In Russland kommt ein Rauchverbot

Die Mehrheit der Russen ist nach einer Unmfrage dagegen, in Russland wird weltweit am meisten geraucht

Im Herbst letzten Jahres rief der russische Regierungspräsident Dmitri Medwedew die Russen dazu auf, mit dem Rauchen aufzuhören: "Lasst uns gemeinsam das Land von der Tabakabhängigkeit befreien."

Anlass war ein vom Gesundheitsministerium vorgelegter Gesetzesentwurf, der ein Rauchverbot ab 2014 an Arbeitsplätzen und auf öffentlichen Erholungsflächen, in Schulen, Universiäten, Krankenhäusern, Sport- und Kulturstätten und im öffentlichen Verkehr, ab 2015 auch in Hotels, Discos und Restaurants vorsieht. Tabakwerbung soll ganz verboten und die Tabaksteuer um 50 Prozent erhöht, in Filmen und TV-Spielfirmen darf Rauchen nicht mehr gezeigt werden. Im Dezember wurde der Gesetzesentwurf in der Duma in erster Lesung, am Freitag letzter Woche auch in zweiter Lesung mit einer großen Mehrheit von 442 Stimmen von insgesamt 450 angenommen. Man geht davon aus, dass damit nach der dritten Lesung das Gesetz im Juni in Kraft tritt.

Medwedew wies darauf hin, dass 40 Prozent der Russen – fast 60 Prozent der Männer und mehr als 20 Prozent der Frauen - rauchen und jährlich 400.000 Menschen an den Folgen des Tabakkonsums sterben. Ein Viertel der 13-15-Jährigen sollen schon rauchen. Die Regierung kämpfe mit dem Rauchverbot nicht gegen die Menschen, versicherte er. Wer rauchen wolle, könne dies weiterhin dort machen, wo er die Gesundheit der anderen Menschen damit nicht beeinträchtige: im Freien und in der eigenen Wohnung, auch in Hausgängen, wenn alle Mitbewohner zustimmen. Sowieso würden 80 Prozent der Russen den Kampf gegen das Rauchen unterstützen.

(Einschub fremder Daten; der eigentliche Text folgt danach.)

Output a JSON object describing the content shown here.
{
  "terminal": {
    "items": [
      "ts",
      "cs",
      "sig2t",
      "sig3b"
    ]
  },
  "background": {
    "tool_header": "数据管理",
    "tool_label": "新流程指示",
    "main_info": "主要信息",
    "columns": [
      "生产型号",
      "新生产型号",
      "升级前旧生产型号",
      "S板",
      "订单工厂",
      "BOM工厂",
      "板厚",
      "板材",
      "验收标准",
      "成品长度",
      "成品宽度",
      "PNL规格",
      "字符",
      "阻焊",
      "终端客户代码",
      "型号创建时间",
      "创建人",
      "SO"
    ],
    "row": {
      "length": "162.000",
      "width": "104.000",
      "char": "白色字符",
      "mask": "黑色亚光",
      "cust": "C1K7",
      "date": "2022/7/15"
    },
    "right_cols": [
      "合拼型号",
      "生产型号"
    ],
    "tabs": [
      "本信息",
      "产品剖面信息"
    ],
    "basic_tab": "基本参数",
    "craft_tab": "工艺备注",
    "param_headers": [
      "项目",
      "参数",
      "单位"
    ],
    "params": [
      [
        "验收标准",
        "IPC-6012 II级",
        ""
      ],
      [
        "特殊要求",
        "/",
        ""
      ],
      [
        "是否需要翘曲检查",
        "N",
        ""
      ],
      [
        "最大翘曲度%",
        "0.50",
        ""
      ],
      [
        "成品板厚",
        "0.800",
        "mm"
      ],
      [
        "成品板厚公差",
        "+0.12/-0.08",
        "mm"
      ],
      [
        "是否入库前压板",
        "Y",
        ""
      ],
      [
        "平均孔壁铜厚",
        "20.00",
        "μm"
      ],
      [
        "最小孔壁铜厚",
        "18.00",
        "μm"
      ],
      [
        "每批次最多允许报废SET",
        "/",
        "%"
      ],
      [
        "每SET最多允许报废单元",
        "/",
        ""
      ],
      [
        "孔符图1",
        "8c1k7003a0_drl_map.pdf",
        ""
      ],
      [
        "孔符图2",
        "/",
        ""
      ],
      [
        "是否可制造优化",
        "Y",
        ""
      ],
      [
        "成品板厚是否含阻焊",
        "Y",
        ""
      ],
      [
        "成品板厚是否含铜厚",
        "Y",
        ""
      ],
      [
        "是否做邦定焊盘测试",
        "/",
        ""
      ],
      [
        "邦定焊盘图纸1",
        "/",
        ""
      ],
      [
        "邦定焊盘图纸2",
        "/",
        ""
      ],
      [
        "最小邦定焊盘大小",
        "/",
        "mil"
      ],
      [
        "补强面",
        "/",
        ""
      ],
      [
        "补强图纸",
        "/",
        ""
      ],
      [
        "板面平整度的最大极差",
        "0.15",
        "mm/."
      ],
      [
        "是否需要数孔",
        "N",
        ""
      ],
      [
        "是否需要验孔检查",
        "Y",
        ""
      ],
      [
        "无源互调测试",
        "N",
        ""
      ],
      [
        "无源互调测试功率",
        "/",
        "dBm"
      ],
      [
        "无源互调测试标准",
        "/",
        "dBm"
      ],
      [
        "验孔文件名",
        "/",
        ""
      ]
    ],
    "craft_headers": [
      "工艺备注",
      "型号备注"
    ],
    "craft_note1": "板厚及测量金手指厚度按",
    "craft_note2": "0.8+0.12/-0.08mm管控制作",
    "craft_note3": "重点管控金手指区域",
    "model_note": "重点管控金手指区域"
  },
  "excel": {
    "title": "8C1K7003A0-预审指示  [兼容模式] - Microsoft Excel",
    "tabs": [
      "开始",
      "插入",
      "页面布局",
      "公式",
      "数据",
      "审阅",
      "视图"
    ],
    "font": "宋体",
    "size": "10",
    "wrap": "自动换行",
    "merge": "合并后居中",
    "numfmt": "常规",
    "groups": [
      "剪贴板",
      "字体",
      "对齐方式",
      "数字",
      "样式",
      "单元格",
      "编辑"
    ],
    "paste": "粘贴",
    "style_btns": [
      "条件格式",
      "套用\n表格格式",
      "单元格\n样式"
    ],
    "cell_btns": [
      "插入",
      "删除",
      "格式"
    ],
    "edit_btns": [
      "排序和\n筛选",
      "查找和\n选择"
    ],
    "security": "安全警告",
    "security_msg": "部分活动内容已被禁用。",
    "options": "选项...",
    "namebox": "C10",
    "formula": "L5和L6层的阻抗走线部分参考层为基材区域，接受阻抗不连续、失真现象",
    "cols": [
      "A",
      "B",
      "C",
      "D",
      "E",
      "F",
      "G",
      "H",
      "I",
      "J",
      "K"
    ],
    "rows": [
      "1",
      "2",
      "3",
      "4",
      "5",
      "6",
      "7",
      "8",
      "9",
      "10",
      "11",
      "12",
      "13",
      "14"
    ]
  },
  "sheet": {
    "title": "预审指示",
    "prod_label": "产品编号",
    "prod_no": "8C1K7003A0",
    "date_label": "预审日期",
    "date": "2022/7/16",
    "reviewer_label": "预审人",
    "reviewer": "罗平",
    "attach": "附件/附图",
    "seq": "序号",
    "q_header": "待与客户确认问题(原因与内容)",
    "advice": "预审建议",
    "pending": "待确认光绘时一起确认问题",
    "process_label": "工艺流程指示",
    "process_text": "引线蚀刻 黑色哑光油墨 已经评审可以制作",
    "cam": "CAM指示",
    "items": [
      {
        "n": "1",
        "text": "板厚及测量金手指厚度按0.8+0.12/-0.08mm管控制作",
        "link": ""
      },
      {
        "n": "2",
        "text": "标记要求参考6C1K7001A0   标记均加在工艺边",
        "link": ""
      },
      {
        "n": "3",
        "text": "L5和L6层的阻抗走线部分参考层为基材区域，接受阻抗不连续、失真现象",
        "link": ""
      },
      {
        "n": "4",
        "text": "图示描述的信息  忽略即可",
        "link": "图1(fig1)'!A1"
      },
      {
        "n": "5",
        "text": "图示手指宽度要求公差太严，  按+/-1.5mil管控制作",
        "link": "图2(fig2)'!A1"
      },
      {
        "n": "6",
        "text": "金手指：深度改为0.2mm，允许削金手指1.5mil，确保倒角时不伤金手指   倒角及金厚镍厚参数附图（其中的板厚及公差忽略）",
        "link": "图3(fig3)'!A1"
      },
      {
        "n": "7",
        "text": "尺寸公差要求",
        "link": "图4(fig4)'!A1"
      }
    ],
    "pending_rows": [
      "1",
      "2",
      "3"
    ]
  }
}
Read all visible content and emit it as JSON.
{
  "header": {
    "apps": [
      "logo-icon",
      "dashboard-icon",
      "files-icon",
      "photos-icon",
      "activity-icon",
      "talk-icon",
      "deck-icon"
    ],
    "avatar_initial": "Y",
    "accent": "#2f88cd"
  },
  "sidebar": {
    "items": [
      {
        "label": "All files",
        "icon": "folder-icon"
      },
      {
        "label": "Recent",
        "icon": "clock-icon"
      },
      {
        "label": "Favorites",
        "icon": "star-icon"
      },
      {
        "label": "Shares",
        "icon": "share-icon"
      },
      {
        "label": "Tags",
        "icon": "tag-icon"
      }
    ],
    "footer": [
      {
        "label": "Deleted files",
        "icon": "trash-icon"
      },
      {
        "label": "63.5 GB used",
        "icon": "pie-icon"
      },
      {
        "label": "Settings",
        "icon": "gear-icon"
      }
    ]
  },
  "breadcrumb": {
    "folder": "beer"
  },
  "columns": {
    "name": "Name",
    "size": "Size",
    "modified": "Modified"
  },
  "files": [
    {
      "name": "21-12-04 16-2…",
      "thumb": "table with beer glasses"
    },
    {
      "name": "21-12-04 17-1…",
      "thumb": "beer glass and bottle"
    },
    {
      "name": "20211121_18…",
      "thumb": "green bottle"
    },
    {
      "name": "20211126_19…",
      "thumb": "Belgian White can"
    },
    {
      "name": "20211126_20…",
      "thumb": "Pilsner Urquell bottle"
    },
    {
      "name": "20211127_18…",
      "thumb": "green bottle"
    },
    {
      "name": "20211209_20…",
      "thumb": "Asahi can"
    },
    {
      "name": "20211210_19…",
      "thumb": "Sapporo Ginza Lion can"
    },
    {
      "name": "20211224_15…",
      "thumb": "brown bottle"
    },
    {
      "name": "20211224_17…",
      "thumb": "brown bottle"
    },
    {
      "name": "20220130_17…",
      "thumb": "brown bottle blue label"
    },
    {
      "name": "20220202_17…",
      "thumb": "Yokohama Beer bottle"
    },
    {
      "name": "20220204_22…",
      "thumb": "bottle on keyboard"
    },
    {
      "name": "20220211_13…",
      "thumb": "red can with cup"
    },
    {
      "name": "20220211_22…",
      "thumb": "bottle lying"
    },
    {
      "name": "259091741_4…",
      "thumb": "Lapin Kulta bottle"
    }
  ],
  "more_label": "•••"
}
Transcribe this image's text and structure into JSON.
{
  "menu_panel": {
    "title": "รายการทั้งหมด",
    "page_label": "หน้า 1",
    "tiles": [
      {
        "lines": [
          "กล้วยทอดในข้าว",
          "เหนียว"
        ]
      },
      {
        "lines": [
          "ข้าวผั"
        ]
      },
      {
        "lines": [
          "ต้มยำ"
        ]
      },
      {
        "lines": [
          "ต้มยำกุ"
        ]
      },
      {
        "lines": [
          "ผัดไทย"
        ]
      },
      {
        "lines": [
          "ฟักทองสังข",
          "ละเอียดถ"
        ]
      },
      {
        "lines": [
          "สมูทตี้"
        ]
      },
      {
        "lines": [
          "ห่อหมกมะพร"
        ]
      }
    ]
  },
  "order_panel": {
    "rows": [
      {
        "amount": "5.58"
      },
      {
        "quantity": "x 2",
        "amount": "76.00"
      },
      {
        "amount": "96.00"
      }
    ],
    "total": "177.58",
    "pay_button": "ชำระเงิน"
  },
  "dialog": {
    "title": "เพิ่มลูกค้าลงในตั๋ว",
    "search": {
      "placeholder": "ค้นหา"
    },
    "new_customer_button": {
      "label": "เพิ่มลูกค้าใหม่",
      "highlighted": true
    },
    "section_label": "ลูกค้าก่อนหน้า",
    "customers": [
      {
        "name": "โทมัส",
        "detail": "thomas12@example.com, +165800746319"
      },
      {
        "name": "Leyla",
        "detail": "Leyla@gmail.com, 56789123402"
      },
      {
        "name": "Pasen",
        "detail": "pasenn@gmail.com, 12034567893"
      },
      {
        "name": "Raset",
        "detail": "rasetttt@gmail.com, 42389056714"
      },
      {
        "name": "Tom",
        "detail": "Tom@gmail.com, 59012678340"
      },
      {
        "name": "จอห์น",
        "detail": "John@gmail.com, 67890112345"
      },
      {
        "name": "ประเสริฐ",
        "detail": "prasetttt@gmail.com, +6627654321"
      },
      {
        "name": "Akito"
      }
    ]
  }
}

Dem scheint freilich nicht so zu sein. Nach einer Umfrage im Januar lehnt eine Mehrheit das geplante Rachverbot ab. Am Arbeitsplatz sind nur 21 Prozent für ein Verbot, 75 Prozent sprachen sich nur für Einschränkungen aus. 73 Prozent sind für Einschränkungen in Restaurants, für ein totales Rauchverbot treten nur 17 Prozent ein. 55 Prozent meinen, der Staat sollte lieber mehr über die Risiken des Rauchens informieren, statt dieses zu verbieten. Eine höhere Besteuerung finden nur 20 Prozent gut.

Angeblich werden 90 Prozent des russischen Zigarettenmarkts von internationalen Unternehmen beherrscht: 37 Prozent von Japan Tobacco, 25 Prozent von Philip Morris International, 20 Prozent von British American Tobacco und 9 Prozent von Imperial Tobacco Group (9 percent). 2008 wurden 390 Milliarden Zigaretten verkauft.